26. Soruşturmanın etkinliğine ilişkin asgari ölçütleri karşılayan incelemenin nitelik ve derecesinin olayın koşullarına bağlı olduğu unutulmamalıdır. Gazal Kolanç ve diğerleri kararında detaylı analize konu, döneme hâkim olan koşullar altında dahi olayın aydınlatılabilmesi için imkânlar dâhilinde tüm delillerin toplanmasının hukukun üstünlüğüne olan inancın korunması ve hukuka aykırı eylemlere müsamaha gösterildiği veya kayıtsız kalındığı görünümü verilmemesi açısından kritik bir önemi vardır. Yukarıda aktarılan safahatı içeren soruşturma sürecinde ölüm olayını çevreleyen koşulların tespitine imkân sağlayan gerekli ve yeterli bilgilerin olabildiğince bir bütün olarak elde edildiği, kriminal/laboratuvar incelemelerinin yapıldığı, tanıkların beyanının alındığı, kimlik teşhisinin yapıldığı ve sürecin yaklaşık üç yıl gibi makul olarak değerlendirilebilecek bir sürede tamamlandığı anlaşılmıştır. Somut olayı çevreleyen son derece zor ve ağır koşullar nazara alındığında ölüm olayı ile ilgili delil toplama işlemlerinin özensiz yürütüldüğü yorumunu getirmek mümkün görünmemektedir.
27. Sonuç itibarıyla soruşturma makamlarının olayların seyrini aydınlatmaya yönelik işlemlerinden kuşku duyulmasını gerektirecek bir durumun veya yürütülen soruşturmanın derinliği ve ciddiyetine etki edecek nitelikte bir eksikliğin bulunmadığı, dolayısıyla yaşam hakkının usul boyutunun ihlal edilmediği sonucuna ulaşılmıştır.
28. Açıklanan gerekçelerle yaşam hakkının ihlal edilmediğine karar verilmesi gerekir.

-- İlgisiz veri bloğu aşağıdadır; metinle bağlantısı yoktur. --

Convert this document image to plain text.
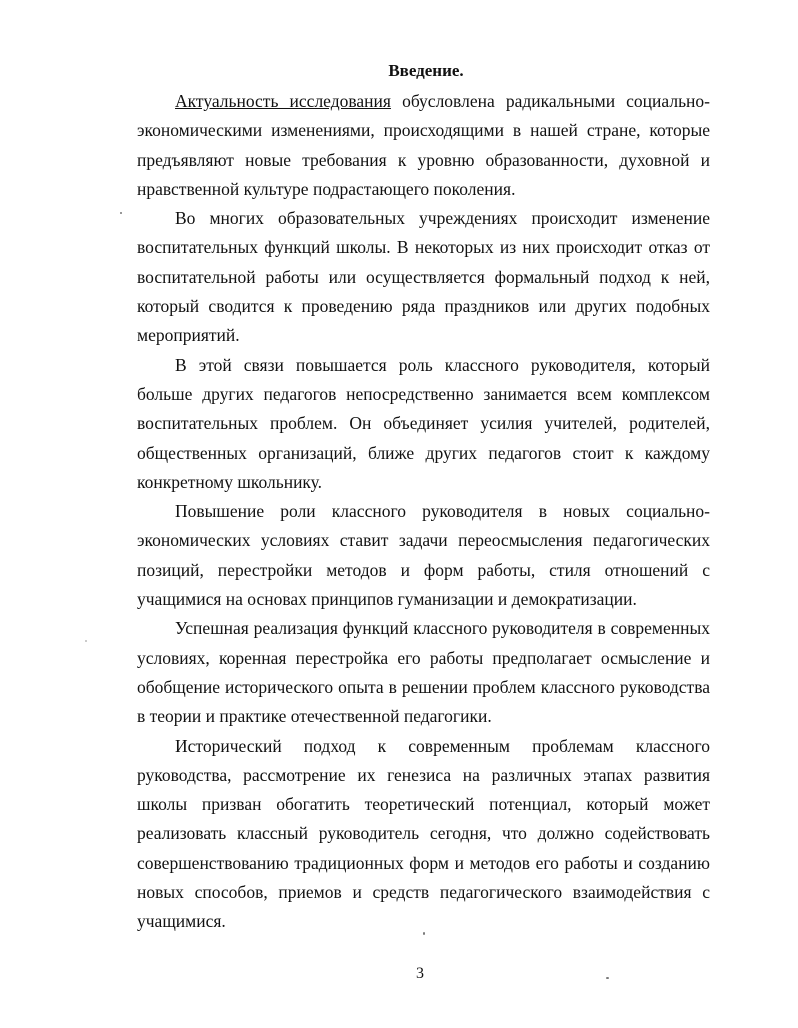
Введение.

Актуальность исследования обусловлена радикальными социально-экономическими изменениями, происходящими в нашей стране, которые предъявляют новые требования к уровню образованности, духовной и нравственной культуре подрастающего поколения.

Во многих образовательных учреждениях происходит изменение воспитательных функций школы. В некоторых из них происходит отказ от воспитательной работы или осуществляется формальный подход к ней, который сводится к проведению ряда праздников или других подобных мероприятий.

В этой связи повышается роль классного руководителя, который больше других педагогов непосредственно занимается всем комплексом воспитательных проблем. Он объединяет усилия учителей, родителей, общественных организаций, ближе других педагогов стоит к каждому конкретному школьнику.

Повышение роли классного руководителя в новых социально-экономических условиях ставит задачи переосмысления педагогических позиций, перестройки методов и форм работы, стиля отношений с учащимися на основах принципов гуманизации и демократизации.

Успешная реализация функций классного руководителя в современных условиях, коренная перестройка его работы предполагает осмысление и обобщение исторического опыта в решении проблем классного руководства в теории и практике отечественной педагогики.

Исторический подход к современным проблемам классного руководства, рассмотрение их генезиса на различных этапах развития школы призван обогатить теоретический потенциал, который может реализовать классный руководитель сегодня, что должно содействовать совершенствованию традиционных форм и методов его работы и созданию новых способов, приемов и средств педагогического взаимодействия с учащимися.

3
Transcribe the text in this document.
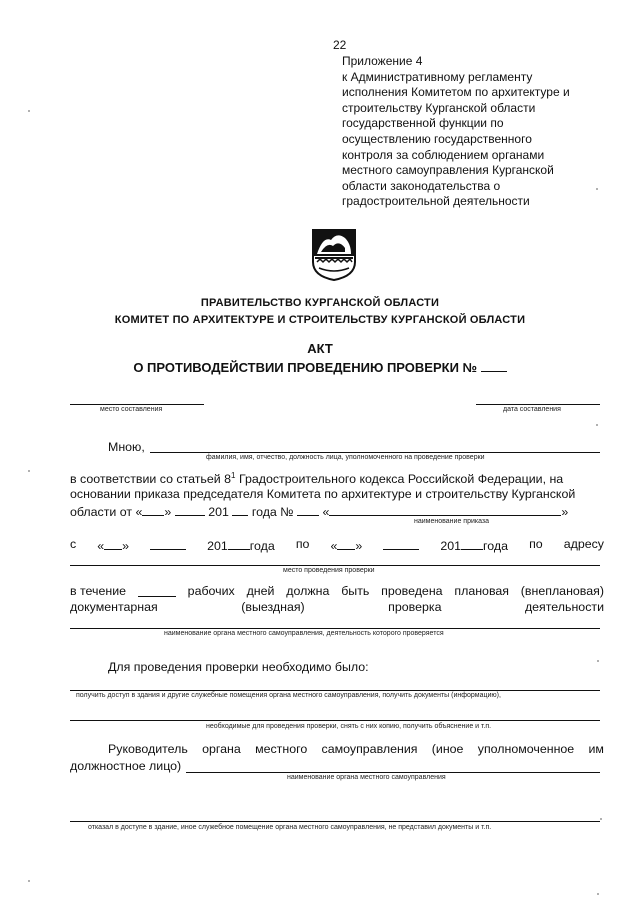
22
Приложение 4
к Административному регламенту
исполнения Комитетом по архитектуре и
строительству Курганской области
государственной функции по
осуществлению государственного
контроля за соблюдением органами
местного самоуправления Курганской
области законодательства о
градостроительной деятельности
ПРАВИТЕЛЬСТВО КУРГАНСКОЙ ОБЛАСТИ
КОМИТЕТ ПО АРХИТЕКТУРЕ И СТРОИТЕЛЬСТВУ КУРГАНСКОЙ ОБЛАСТИ
АКТ
О ПРОТИВОДЕЙСТВИИ ПРОВЕДЕНИЮ ПРОВЕРКИ №
место составления	дата составления
Мною,
фамилия, имя, отчество, должность лица, уполномоченного на проведение проверки
в соответствии со статьей $8^1$ Градостроительного кодекса Российской Федерации, на
основании приказа председателя Комитета по архитектуре и строительству Курганской
области от « »	201 года № «	»
наименование приказа
с « »	201 года по « »	201 года по адресу
место проведения проверки
в течение	рабочих дней должна быть проведена плановая (внеплановая)
документарная	(выездная)	проверка	деятельности
наименование органа местного самоуправления, деятельность которого проверяется
Для проведения проверки необходимо было:
получить доступ в здания и другие служебные помещения органа местного самоуправления, получить документы (информацию),
необходимые для проведения проверки, снять с них копию, получить объяснение и т.п.
Руководитель органа местного самоуправления (иное уполномоченное им
должностное лицо)
наименование органа местного самоуправления
отказал в доступе в здание, иное служебное помещение органа местного самоуправления, не представил документы и т.п.
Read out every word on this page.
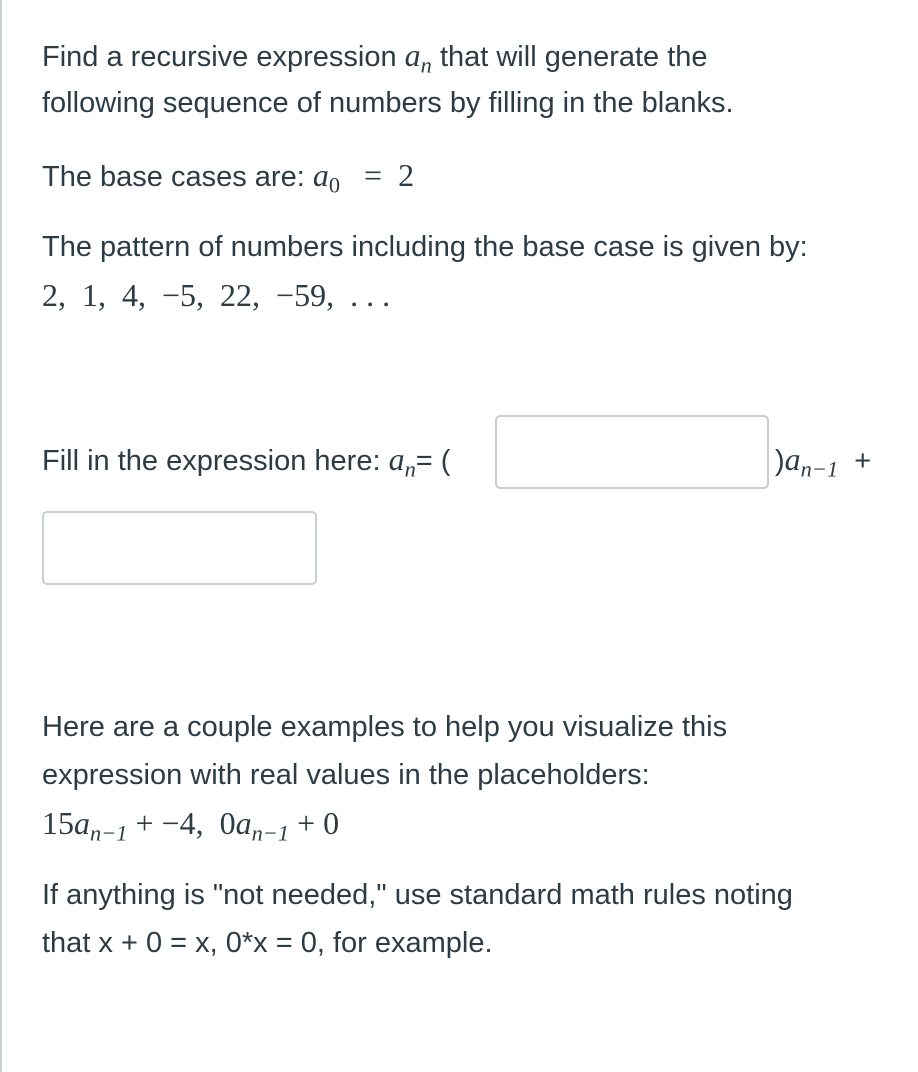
Find a recursive expression $a_n$ that will generate the

following sequence of numbers by filling in the blanks.

The base cases are: $a_0 = 2$

The pattern of numbers including the base case is given by:

2,  1,  4,  −5,  22,  −59,  . . .

Fill in the expression here: $a_n=$ (	)$a_{n-1}$ +

Here are a couple examples to help you visualize this

expression with real values in the placeholders:

$15a_{n-1} + -4$, $0a_{n-1} + 0$

If anything is "not needed," use standard math rules noting

that x + 0 = x, 0*x = 0, for example.
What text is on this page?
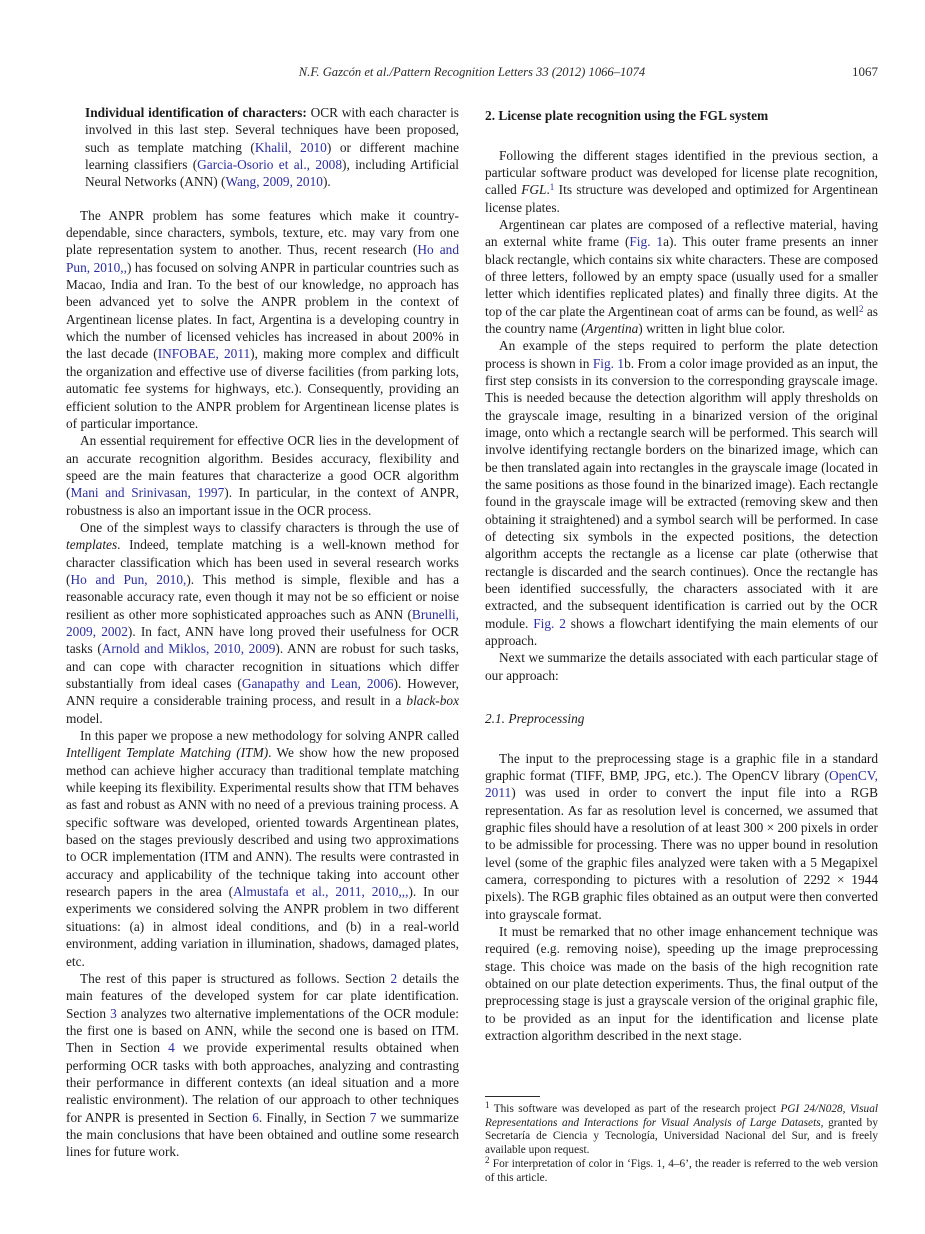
N.F. Gazcón et al./Pattern Recognition Letters 33 (2012) 1066–1074	1067
Individual identification of characters: OCR with each character is involved in this last step. Several techniques have been proposed, such as template matching (Khalil, 2010) or different machine learning classifiers (Garcia-Osorio et al., 2008), including Artificial Neural Networks (ANN) (Wang, 2009, 2010).
The ANPR problem has some features which make it country-dependable, since characters, symbols, texture, etc. may vary from one plate representation system to another. Thus, recent research (Ho and Pun, 2010,,) has focused on solving ANPR in particular countries such as Macao, India and Iran. To the best of our knowledge, no approach has been advanced yet to solve the ANPR problem in the context of Argentinean license plates. In fact, Argentina is a developing country in which the number of licensed vehicles has increased in about 200% in the last decade (INFOBAE, 2011), making more complex and difficult the organization and effective use of diverse facilities (from parking lots, automatic fee systems for highways, etc.). Consequently, providing an efficient solution to the ANPR problem for Argentinean license plates is of particular importance.
An essential requirement for effective OCR lies in the development of an accurate recognition algorithm. Besides accuracy, flexibility and speed are the main features that characterize a good OCR algorithm (Mani and Srinivasan, 1997). In particular, in the context of ANPR, robustness is also an important issue in the OCR process.
One of the simplest ways to classify characters is through the use of templates. Indeed, template matching is a well-known method for character classification which has been used in several research works (Ho and Pun, 2010,). This method is simple, flexible and has a reasonable accuracy rate, even though it may not be so efficient or noise resilient as other more sophisticated approaches such as ANN (Brunelli, 2009, 2002). In fact, ANN have long proved their usefulness for OCR tasks (Arnold and Miklos, 2010, 2009). ANN are robust for such tasks, and can cope with character recognition in situations which differ substantially from ideal cases (Ganapathy and Lean, 2006). However, ANN require a considerable training process, and result in a black-box model.
In this paper we propose a new methodology for solving ANPR called Intelligent Template Matching (ITM). We show how the new proposed method can achieve higher accuracy than traditional template matching while keeping its flexibility. Experimental results show that ITM behaves as fast and robust as ANN with no need of a previous training process. A specific software was developed, oriented towards Argentinean plates, based on the stages previously described and using two approximations to OCR implementation (ITM and ANN). The results were contrasted in accuracy and applicability of the technique taking into account other research papers in the area (Almustafa et al., 2011, 2010,,,). In our experiments we considered solving the ANPR problem in two different situations: (a) in almost ideal conditions, and (b) in a real-world environment, adding variation in illumination, shadows, damaged plates, etc.
The rest of this paper is structured as follows. Section 2 details the main features of the developed system for car plate identification. Section 3 analyzes two alternative implementations of the OCR module: the first one is based on ANN, while the second one is based on ITM. Then in Section 4 we provide experimental results obtained when performing OCR tasks with both approaches, analyzing and contrasting their performance in different contexts (an ideal situation and a more realistic environment). The relation of our approach to other techniques for ANPR is presented in Section 6. Finally, in Section 7 we summarize the main conclusions that have been obtained and outline some research lines for future work.
2. License plate recognition using the FGL system
Following the different stages identified in the previous section, a particular software product was developed for license plate recognition, called FGL.$^1$ Its structure was developed and optimized for Argentinean license plates.
Argentinean car plates are composed of a reflective material, having an external white frame (Fig. 1a). This outer frame presents an inner black rectangle, which contains six white characters. These are composed of three letters, followed by an empty space (usually used for a smaller letter which identifies replicated plates) and finally three digits. At the top of the car plate the Argentinean coat of arms can be found, as well$^2$ as the country name (Argentina) written in light blue color.
An example of the steps required to perform the plate detection process is shown in Fig. 1b. From a color image provided as an input, the first step consists in its conversion to the corresponding grayscale image. This is needed because the detection algorithm will apply thresholds on the grayscale image, resulting in a binarized version of the original image, onto which a rectangle search will be performed. This search will involve identifying rectangle borders on the binarized image, which can be then translated again into rectangles in the grayscale image (located in the same positions as those found in the binarized image). Each rectangle found in the grayscale image will be extracted (removing skew and then obtaining it straightened) and a symbol search will be performed. In case of detecting six symbols in the expected positions, the detection algorithm accepts the rectangle as a license car plate (otherwise that rectangle is discarded and the search continues). Once the rectangle has been identified successfully, the characters associated with it are extracted, and the subsequent identification is carried out by the OCR module. Fig. 2 shows a flowchart identifying the main elements of our approach.
Next we summarize the details associated with each particular stage of our approach:
2.1. Preprocessing
The input to the preprocessing stage is a graphic file in a standard graphic format (TIFF, BMP, JPG, etc.). The OpenCV library (OpenCV, 2011) was used in order to convert the input file into a RGB representation. As far as resolution level is concerned, we assumed that graphic files should have a resolution of at least 300 × 200 pixels in order to be admissible for processing. There was no upper bound in resolution level (some of the graphic files analyzed were taken with a 5 Megapixel camera, corresponding to pictures with a resolution of 2292 × 1944 pixels). The RGB graphic files obtained as an output were then converted into grayscale format.
It must be remarked that no other image enhancement technique was required (e.g. removing noise), speeding up the image preprocessing stage. This choice was made on the basis of the high recognition rate obtained on our plate detection experiments. Thus, the final output of the preprocessing stage is just a grayscale version of the original graphic file, to be provided as an input for the identification and license plate extraction algorithm described in the next stage.
$^1$ This software was developed as part of the research project PGI 24/N028, Visual Representations and Interactions for Visual Analysis of Large Datasets, granted by Secretaría de Ciencia y Tecnología, Universidad Nacional del Sur, and is freely available upon request.
$^2$ For interpretation of color in ‘Figs. 1, 4–6’, the reader is referred to the web version of this article.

B. Diğer İhlal İddiaları Yönünden
29. Başvurucu ayrıca özel hayata ve aile hayatına saygı hakkı, kötü muamele yasağı ile din ve vicdan hürriyetinin ihlal edildiğini ileri sürmüştür. Gazal Kolanç ve diğerleri kararı (anılan kararda bkz. §§ 396-400) ile Mehmet İnan (B. No: 2016/228, 20/12/2022, §§ 6-10) kararı doğrultusunda bu iddiaların başvuru yollarının tüketilmemesi nedeniyle kabul edilemez olduğuna karar verilmesi gerekir.
III. HÜKÜM
Açıklanan gerekçelerle;
A. Adli yardım talebinin KABULÜNE,
B. 1. Yaşam hakkının ihlal edildiğine ilişkin iddiasının KABUL EDİLEBİLİR OLDUĞUNA,
2. Diğer ihlal iddialarının başvuru yollarının tüketilmemesi nedeniyle KABUL EDİLEMEZ OLDUĞUNA,
C. Anayasa’nın 17. maddesinde güvence altına alınan yaşam hakkının İHLAL EDİLMEDİĞİNE,
D. 12/1/2011 tarihli ve 6100 sayılı Hukuk Muhakemeleri Kanunu'nun 339. maddesinin (2) numaralı fıkrası uyarınca tahsil edilmesi mağduriyetine neden olacağından adli yardım talebi kabul edilen başvurucunun yargılama giderlerini ödemekten TAMAMEN MUAF TUTULMASINA 16/11/2023 tarihinde OYBİRLİĞİYLE karar verildi.